The “CFO Outlook Survey,” which polls CFOs of public and private businesses in the U.S. and Europe (Italy and France) on their economic and business confidence and expectations, found that CFOs were more confident than where they stood last quarter.
Higher tech spending expected
U.S. CFOs continued to forecast higher projections for their business than did their European counterparts, with the highest increases in the areas of capital spending (17%) and technology spending (11%) over the next 12 months.
In the U.S., CFOs are anticipating a nearly 10 percent rise in net earnings and revenue. European CFOs on average expect more subtle increases in these areas, with the highest increases in revenue (4%) and net earnings (3%).
Little change in employment rate
CFOs in the U.S expect little change in the unemployment rate in the next six to 12 months. On average, they anticipate it may increase slightly, but will remain below eight percent
Similar to previous years, revenue growth remains the top business challenge that U.S. CFOs are facing for the first half of 2013 (23% of CFOs in the U.S.; 21% of CFOs in Europe).
European CFOs see expense control as their biggest challenge, and it was also high on the list for U.S. CFOs (28% in Europe; 14% in the U.S.). While competition was the third most common choice for EU CFOs (18%); regulatory issues was the third top choice for U.S. CFOs (14%).
In terms of economic worries, U.S. CFOs were most concerned about government regulation and consumer spending/demand.
When asked about the timeframe that a U.S. economic recovery would take place, this quarter, nearly half (43%) of U.S. CFOs believed a recovery would be delayed until at least 2014.
Confident but realistic
About a fifth (22%) think the U.S. would recover at some point in 2013, and over a third (35%) believe the U.S. is already in the midst of a recovery.
“CFO optimism has understandably fluctuated over the past several years, but the fact that optimism levels are near or surpassed where they stood a year ago is an encouraging indicator for the start of 2013,” said Linda Allen , Professor of Economics and Finance for the Zicklin School of Business at Baruch College.

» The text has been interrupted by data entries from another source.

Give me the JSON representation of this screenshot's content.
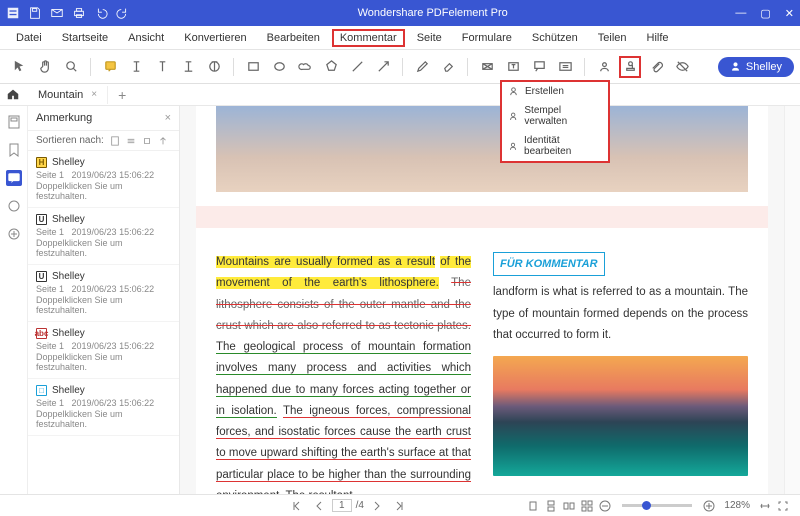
{
  "app": {
    "title": "Wondershare PDFelement Pro"
  },
  "menu": [
    "Datei",
    "Startseite",
    "Ansicht",
    "Konvertieren",
    "Bearbeiten",
    "Kommentar",
    "Seite",
    "Formulare",
    "Schützen",
    "Teilen",
    "Hilfe"
  ],
  "menu_active_index": 5,
  "user": {
    "name": "Shelley"
  },
  "dropdown": {
    "items": [
      "Erstellen",
      "Stempel verwalten",
      "Identität bearbeiten"
    ]
  },
  "doc_tab": {
    "name": "Mountain"
  },
  "panel": {
    "title": "Anmerkung",
    "sort_label": "Sortieren nach:",
    "annotations": [
      {
        "type": "H",
        "badge_bg": "#ffd54a",
        "badge_fg": "#7a5a00",
        "author": "Shelley",
        "page": "Seite 1",
        "ts": "2019/06/23 15:06:22",
        "hint": "Doppelklicken Sie um festzuhalten."
      },
      {
        "type": "U",
        "badge_bg": "#ffffff",
        "badge_fg": "#333",
        "author": "Shelley",
        "page": "Seite 1",
        "ts": "2019/06/23 15:06:22",
        "hint": "Doppelklicken Sie um festzuhalten."
      },
      {
        "type": "U",
        "badge_bg": "#ffffff",
        "badge_fg": "#333",
        "author": "Shelley",
        "page": "Seite 1",
        "ts": "2019/06/23 15:06:22",
        "hint": "Doppelklicken Sie um festzuhalten."
      },
      {
        "type": "abc",
        "badge_bg": "#ffffff",
        "badge_fg": "#b33",
        "author": "Shelley",
        "page": "Seite 1",
        "ts": "2019/06/23 15:06:22",
        "hint": "Doppelklicken Sie um festzuhalten."
      },
      {
        "type": "□",
        "badge_bg": "#ffffff",
        "badge_fg": "#1aa0d8",
        "author": "Shelley",
        "page": "Seite 1",
        "ts": "2019/06/23 15:06:22",
        "hint": "Doppelklicken Sie um festzuhalten."
      }
    ]
  },
  "document": {
    "col1": {
      "hl1": "Mountains are usually formed as a result",
      "hl2": "of the movement of the earth's lithosphere.",
      "strike": "The lithosphere consists of the outer mantle and the crust which are also referred to as tectonic plates.",
      "green": "The geological process of mountain formation involves many process and activities which happened due to many forces acting together or in isolation.",
      "red": "The igneous forces, compressional forces, and isostatic forces cause the earth crust to move upward shifting the earth's surface at that particular place to be higher than the surrounding environment.",
      "tail": " The resultant"
    },
    "col2": {
      "heading": "FÜR KOMMENTAR",
      "para": "landform is what is referred to as a mountain. The type of mountain formed depends on the process that occurred to form it."
    }
  },
  "status": {
    "page_current": "1",
    "page_total": "/4",
    "zoom": "128%"
  }
}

“While CFOs appear to be more confident this quarter, they remain realistic – most have some serious concerns about keeping their companies profitable. On a macro — level, most believe that the instability of the U.S. and European economies is a longer-term issue that will take more than a year to resolve.”
CFOs Believe Congress Will Reach U.S. Debt Crisis Outcome
CFOs in both the U.S. and abroad are closely watching Congress’ actions surrounding the U.S. debt crisis and critical deadlines for sequestration by the start of March.
By and large, they are hoping that Congress will avoid a default on the Government debt, followed by a deficit reduction agreement and U.S. debt downgrade, as more than half of respondents (59% in the U.S., 51% in the EU) indicated that this outcome would have the most negative impact on their business.
When asked to predict the most likely outcome by Congress, at the time of polling, the majority of U.S. CFOs (67%) believe that Congress will implement short term increases in the debt ceiling, followed by incremental deficit reduction agreements.
“Congress’ ability to control the U.S. debt and deficits will continue to be front and center in the minds of CFOs in the next few months,” said Marie Hollein , President and CEO of Financial Executives International.
“CFOs in both regions trust that Congress will ultimately come to an agreement, but U.S. CFOs believe that these actions will take place incrementally as we reach key deadlines. With the potential threat of sequestration now looming, the way in which Congress ultimately responds will likely have a significant impact on their optimism this year.”